Scott finished chewing the last of his pancakes and settled back in his chair.  "Sir, if I ever chanced to see Teresa in a state of dishabille I would deeply regret not being able to gouge out my mind's eye."

"You mean like that Greek fella in one of your books, Scott, who gouged out his eyes 'cause he married his mother by accident?" Johnny asked.

"You mean Oedipus?" Scott said. "Not exactly, he did it literally, I meant it figuratively.  I'd deeply regret not being quickly able to purge that troublesome image from my memory.  I think of Teresa, as sure you do, Johnny, warmly as a younger sister."

"That's an interestin' book.  It has nice illustrations, too."  Johnny said. "I really like the one of the goddess of love.  She ain't wearin' no underwear, but she's real pretty."

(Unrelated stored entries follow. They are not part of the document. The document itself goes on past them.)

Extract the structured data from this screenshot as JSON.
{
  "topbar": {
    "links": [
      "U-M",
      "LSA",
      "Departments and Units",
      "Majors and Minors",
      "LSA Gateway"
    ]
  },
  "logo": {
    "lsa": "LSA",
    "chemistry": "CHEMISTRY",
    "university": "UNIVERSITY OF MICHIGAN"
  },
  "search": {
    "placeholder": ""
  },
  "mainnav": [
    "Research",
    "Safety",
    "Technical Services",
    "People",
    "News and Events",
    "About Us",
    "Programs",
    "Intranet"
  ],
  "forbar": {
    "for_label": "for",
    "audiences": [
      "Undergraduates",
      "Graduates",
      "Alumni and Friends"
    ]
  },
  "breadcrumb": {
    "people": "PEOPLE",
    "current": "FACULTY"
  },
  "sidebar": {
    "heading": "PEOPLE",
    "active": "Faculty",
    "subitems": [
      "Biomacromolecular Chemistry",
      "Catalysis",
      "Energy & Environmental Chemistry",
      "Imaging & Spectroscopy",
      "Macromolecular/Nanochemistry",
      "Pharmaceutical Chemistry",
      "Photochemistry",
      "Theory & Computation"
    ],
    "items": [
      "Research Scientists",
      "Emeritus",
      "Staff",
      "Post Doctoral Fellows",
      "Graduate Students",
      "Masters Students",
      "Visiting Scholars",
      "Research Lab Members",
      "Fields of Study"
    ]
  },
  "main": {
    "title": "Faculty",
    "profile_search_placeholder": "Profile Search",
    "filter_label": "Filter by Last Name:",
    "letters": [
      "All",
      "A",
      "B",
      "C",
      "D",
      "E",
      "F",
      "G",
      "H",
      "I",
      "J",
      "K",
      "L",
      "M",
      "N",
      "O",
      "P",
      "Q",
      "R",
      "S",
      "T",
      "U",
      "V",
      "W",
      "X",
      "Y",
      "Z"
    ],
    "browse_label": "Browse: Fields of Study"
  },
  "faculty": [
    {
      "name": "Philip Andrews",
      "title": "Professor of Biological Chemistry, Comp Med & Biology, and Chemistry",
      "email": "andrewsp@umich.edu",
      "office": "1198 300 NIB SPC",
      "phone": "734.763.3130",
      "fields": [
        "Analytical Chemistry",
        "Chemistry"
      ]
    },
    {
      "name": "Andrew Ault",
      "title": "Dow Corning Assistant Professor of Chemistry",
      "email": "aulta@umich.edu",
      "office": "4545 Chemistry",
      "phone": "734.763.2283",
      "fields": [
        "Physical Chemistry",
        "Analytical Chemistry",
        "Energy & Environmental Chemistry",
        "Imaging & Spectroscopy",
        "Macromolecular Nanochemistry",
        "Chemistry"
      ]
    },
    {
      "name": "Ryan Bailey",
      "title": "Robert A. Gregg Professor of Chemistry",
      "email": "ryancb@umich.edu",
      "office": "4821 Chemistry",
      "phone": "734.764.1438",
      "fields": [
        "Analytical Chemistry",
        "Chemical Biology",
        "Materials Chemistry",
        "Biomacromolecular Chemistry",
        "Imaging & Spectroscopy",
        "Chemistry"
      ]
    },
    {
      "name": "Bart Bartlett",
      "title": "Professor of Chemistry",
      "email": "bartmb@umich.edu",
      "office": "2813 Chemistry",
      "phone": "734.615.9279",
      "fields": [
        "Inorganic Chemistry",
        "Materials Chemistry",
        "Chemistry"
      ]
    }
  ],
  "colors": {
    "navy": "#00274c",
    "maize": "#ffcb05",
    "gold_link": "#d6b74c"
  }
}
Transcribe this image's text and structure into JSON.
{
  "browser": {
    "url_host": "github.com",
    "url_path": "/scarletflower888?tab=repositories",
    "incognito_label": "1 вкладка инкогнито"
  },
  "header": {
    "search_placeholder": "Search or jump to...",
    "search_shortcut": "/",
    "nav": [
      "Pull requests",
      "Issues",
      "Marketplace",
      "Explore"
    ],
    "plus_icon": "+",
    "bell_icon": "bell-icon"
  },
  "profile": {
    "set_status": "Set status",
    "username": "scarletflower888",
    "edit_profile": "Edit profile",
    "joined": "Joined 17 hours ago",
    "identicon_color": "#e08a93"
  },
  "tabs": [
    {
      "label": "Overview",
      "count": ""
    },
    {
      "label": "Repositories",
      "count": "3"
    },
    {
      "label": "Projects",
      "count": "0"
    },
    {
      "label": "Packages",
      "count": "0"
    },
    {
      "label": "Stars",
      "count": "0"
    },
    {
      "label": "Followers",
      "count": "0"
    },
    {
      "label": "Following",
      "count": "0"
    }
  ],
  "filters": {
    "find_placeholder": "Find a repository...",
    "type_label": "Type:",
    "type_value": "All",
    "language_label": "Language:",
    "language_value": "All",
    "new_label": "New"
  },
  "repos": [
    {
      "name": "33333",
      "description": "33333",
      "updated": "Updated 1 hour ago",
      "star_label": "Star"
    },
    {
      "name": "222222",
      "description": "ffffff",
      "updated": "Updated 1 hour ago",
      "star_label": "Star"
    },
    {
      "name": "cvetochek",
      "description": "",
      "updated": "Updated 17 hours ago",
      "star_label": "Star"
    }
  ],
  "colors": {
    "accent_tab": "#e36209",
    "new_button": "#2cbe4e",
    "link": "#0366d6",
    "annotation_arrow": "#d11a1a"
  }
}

Scott dropped his napkin on the table. "I think it might be advisable for us to set off for Morro Coyo. What do you say, Johnny?"

"I think we should get a move on, hermano," Johnny wolfed down the remainder of his breakfast.

"Wait," Teresa called after them.  She ran up to Johnny to hand his slip of paper.  "It's a list of things I'd like you to pick up in town, if you could."

Johnny smiled, "We'll see if we can get everything."

He walked quickly to catch up to Scott.  Johnny rested his hand on his brother's shoulder to ask, "What is that love goddess's name?"

"Aphrodite.  She was called Venus by the Romans."

"That's real pretty.  Aphrodite.  I thinking might name new filly that."

"Is there something about you and the filly I should, or maybe, shouldn't know Johnny?"

"Scott, I'm gonna deck you if you don't stop talkin' like that.  I just like the name.” Johnny fastened his gun belt around his hips. “You think that Teresa will start knockin’?"

Scott settled his hat on his head. “I doubt it.  Brother, I’m afraid if we ever hope to have any peace of mind in our rooms; we may well have to get that girl married off.”